In an ironic twist, Gandhi’s likeness now shares the same space as a statue of Britain’s former leader Winston Churchill, who tried to thwart Indian independence and who despised Gandhi and his aims.
Churchill famously called Gandhi “a seditious Middle Temple lawyer, now posing as a fakir of a type well known in the East, striding half-naked up the steps of the Vice-regal palace.”
India won independence from Britain in 1947, thanks in large part to Gandhi’s peaceful civil disobedience campaign.
Gandhi was born on 2 October 1869 in Porbandar, India. He studied law in London but in 1893 moved to South Africa, where he spent 20 years opposing discriminatory legislation against Indians. In using resistance through mass non-violent civil disobedience, he became one of the major political and spiritual leaders of his time.
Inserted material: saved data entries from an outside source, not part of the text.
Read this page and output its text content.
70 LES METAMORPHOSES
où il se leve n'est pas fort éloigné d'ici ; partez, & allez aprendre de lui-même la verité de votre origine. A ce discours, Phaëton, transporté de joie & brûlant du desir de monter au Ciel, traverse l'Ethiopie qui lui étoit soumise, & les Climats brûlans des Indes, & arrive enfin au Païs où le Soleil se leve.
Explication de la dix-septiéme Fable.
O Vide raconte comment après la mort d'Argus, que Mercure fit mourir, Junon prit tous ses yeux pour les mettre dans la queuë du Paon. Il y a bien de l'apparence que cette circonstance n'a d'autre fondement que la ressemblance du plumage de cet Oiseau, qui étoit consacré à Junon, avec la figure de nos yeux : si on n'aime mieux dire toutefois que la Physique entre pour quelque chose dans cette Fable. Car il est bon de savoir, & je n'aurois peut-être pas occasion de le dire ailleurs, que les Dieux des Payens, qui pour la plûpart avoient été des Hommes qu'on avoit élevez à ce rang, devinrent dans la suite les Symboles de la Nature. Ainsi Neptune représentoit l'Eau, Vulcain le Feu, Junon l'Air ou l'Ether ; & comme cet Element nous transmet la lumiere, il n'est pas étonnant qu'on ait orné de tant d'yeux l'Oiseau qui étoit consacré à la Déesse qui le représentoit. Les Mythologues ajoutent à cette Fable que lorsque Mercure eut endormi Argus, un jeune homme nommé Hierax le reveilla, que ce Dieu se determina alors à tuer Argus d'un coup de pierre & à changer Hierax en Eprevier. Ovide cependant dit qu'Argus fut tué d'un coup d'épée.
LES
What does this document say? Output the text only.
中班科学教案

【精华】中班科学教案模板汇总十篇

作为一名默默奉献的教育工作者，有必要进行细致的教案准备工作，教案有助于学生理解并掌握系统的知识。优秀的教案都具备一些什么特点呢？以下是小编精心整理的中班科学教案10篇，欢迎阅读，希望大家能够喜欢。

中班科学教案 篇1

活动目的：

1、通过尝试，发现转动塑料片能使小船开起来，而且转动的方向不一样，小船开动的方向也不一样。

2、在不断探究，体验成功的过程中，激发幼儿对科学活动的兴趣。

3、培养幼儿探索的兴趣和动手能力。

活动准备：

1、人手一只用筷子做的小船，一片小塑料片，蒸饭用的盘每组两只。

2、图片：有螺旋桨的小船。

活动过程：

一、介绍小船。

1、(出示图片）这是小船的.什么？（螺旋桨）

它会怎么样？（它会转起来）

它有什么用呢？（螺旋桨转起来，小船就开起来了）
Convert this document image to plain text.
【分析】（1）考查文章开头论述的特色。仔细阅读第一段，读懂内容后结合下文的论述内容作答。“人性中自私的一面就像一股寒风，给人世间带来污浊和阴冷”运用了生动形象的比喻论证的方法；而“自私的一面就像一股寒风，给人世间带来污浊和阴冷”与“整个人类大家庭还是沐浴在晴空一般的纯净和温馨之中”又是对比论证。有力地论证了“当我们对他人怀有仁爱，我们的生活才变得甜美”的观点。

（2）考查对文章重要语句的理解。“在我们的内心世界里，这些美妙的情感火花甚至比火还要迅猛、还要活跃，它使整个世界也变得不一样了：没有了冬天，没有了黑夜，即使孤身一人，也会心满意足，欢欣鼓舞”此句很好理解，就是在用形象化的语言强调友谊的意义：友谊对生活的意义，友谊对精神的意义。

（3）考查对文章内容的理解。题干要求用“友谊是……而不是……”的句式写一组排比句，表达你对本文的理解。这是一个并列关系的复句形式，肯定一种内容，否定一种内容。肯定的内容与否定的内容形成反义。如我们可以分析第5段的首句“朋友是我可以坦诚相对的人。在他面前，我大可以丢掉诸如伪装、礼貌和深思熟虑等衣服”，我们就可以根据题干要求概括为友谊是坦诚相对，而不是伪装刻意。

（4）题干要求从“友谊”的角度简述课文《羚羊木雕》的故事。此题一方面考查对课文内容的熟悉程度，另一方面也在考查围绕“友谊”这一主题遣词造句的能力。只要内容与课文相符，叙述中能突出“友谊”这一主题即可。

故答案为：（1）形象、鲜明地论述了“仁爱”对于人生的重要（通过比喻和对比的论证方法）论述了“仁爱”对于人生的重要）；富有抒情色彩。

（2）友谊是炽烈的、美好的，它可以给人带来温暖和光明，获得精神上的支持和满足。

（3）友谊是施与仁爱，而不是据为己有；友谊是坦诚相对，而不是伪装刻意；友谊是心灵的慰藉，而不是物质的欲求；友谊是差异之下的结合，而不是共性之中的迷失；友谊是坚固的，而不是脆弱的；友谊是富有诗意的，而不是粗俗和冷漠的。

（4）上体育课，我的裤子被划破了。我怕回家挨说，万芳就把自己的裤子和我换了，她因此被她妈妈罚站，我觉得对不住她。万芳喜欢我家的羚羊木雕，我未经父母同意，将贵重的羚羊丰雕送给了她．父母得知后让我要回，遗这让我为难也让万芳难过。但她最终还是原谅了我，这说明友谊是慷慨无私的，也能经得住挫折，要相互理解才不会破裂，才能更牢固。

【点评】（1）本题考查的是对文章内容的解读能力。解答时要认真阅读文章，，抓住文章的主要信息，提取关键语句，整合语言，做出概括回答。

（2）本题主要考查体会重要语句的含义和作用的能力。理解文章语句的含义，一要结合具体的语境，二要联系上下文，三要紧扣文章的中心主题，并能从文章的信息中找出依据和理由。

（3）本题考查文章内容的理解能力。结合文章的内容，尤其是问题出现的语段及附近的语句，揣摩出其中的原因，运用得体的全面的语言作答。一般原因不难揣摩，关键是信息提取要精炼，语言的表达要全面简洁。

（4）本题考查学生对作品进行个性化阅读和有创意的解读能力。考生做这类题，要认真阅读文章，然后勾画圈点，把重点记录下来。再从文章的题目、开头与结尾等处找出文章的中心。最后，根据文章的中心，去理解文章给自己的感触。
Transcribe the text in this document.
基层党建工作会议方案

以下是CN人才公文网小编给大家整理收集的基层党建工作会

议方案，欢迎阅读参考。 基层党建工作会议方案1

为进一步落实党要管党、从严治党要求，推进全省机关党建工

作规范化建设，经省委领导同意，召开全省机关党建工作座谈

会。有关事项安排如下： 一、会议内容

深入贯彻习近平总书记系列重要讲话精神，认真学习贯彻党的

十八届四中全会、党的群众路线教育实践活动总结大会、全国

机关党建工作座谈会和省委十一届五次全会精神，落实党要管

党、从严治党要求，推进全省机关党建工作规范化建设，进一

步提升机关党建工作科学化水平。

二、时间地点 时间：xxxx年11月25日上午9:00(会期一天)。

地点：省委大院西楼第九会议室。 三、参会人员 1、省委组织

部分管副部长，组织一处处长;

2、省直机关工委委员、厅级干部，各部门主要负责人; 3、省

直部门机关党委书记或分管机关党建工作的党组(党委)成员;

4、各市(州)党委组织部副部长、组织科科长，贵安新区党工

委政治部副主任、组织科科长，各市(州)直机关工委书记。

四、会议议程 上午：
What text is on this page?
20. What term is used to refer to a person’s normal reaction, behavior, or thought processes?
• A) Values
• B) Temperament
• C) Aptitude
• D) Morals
In 1915, Gandhi returned to India, where he supported the Home Rule movement, and became leader of the Indian National Congress. In 1930, he led a landmark march to the sea to collect salt in symbolic defiance of the government monopoly.
In August 1947, Britain granted India independence, but the British Indian Empire was partitioned into two dominions, a Hindu-majority in India and Muslim in Pakistan.
After independence, Gandhi tried to stop the Hindu-Muslim conflict in Bengal, a policy which led to his assassination in Delhi by a Hindu fanatic.